誠に悲しむべきことである。もともと日本では賭博、博打、やくざ、暴力団、反社会的勢力は闇の世界のものであり、賭けごとは堅気者のやることではないとの社会的通念がある。日本には既にパチンコ、競輪、競馬、競艇があり、先進国でカジノがないのは日本だけだとの主張もあるが、カジノがないから文明開化が遅れていると肩身の狭い思いをする必要はない。カジノは武士道、額に汗し勤労を尊ぶ日本の生活文化にはなじまないものであり、先進国の中でも日本だけはカジノを開くべきではない。
短い赤鉛筆を持って競馬や競輪新聞を読みふけるおじさん達はさておき、朝9時からパチンコ屋の行列に缶コーヒーを片手に煙草を吸って座り込んでいる若者達、子供を自動車に置き忘れてパチンコに熱中して死なせた母親、パチンや賭けごとで損したカネを穴埋めしようと借金地獄に陥った主婦や会社の金を流用したサラリーマン、アメリカのカジノに大金を吸い取られた国会議員や若社長の話などを聞くにつけ、カジノで日本に明るい社会的影響が出るとは想像できない。外国でもカジノで幸福になった人の話を聞いたことはない。ロシアではマフィアの暗躍で反社会的影響があるとしてカジノは禁じられた。
それでは数兆円の経済効果とは何を意味するのだろうか。建設や雇用を別にすれば、それだけの儲けがあるとすれば、逆にそれだけ損をする人がいるということだ。マネーゲームが好きなアメリカの業者はこの道のベテランであり、儲かるとなればカネに糸目はつけない中国人も台頭するであろうから、外国人観光客を別にすれば(そもそも彼等はカジノでもうけるために日本に来るのではない)カネを吸い取られるのは主に日本人ということになるのではなかろうか。中毒にならないよう規制を作り、中毒になった人をリハビリする組織作りも検討するとのことだが、そこまでして解禁する意味があるのだろうか。

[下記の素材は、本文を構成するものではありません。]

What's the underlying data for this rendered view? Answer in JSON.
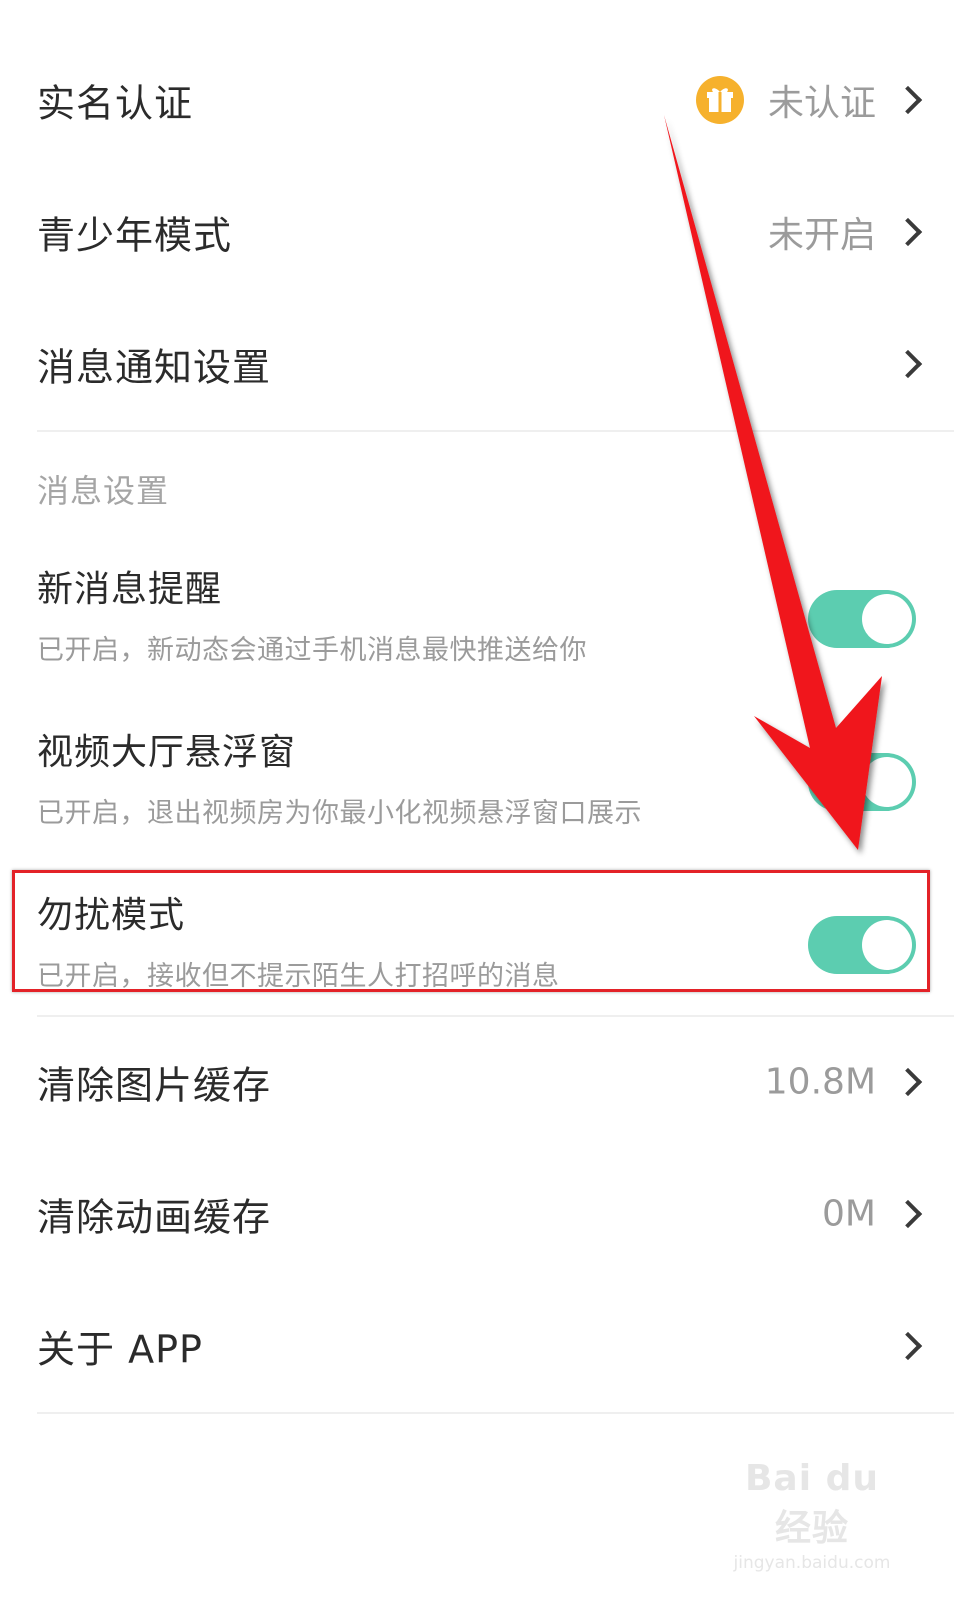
{
  "rows": {
    "real_name": {
      "title": "实名认证",
      "value": "未认证"
    },
    "youth_mode": {
      "title": "青少年模式",
      "value": "未开启"
    },
    "notification_settings": {
      "title": "消息通知设置"
    }
  },
  "message_section": {
    "label": "消息设置",
    "new_message": {
      "title": "新消息提醒",
      "subtitle": "已开启，新动态会通过手机消息最快推送给你",
      "enabled": true
    },
    "video_float": {
      "title": "视频大厅悬浮窗",
      "subtitle": "已开启，退出视频房为你最小化视频悬浮窗口展示",
      "enabled": true
    },
    "do_not_disturb": {
      "title": "勿扰模式",
      "subtitle": "已开启，接收但不提示陌生人打招呼的消息",
      "enabled": true
    }
  },
  "cache": {
    "image_cache": {
      "title": "清除图片缓存",
      "value": "10.8M"
    },
    "animation_cache": {
      "title": "清除动画缓存",
      "value": "0M"
    }
  },
  "about": {
    "title": "关于 APP"
  },
  "watermark": {
    "brand": "Bai du 经验",
    "url": "jingyan.baidu.com"
  },
  "colors": {
    "toggle_on": "#5ccdb0",
    "gift_icon": "#f6b12d",
    "annotation_red": "#e32228"
  }
}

里山を保護し美しい国を造ることに情熱を燃やす人々、武士道復活を唱道する人たちは何処へ行ったのであろうか。ラスベガスのようなギンギンギラギラ輝くカジノのネオンサインは日本の精神的風土を壊すものである。目先の黒いカネや灰色のカネに目が眩み、射幸心を煽って町興し、国の活性化を図ろうとする貧困な発想の持ち主を我々はしかと精査する必要があろう。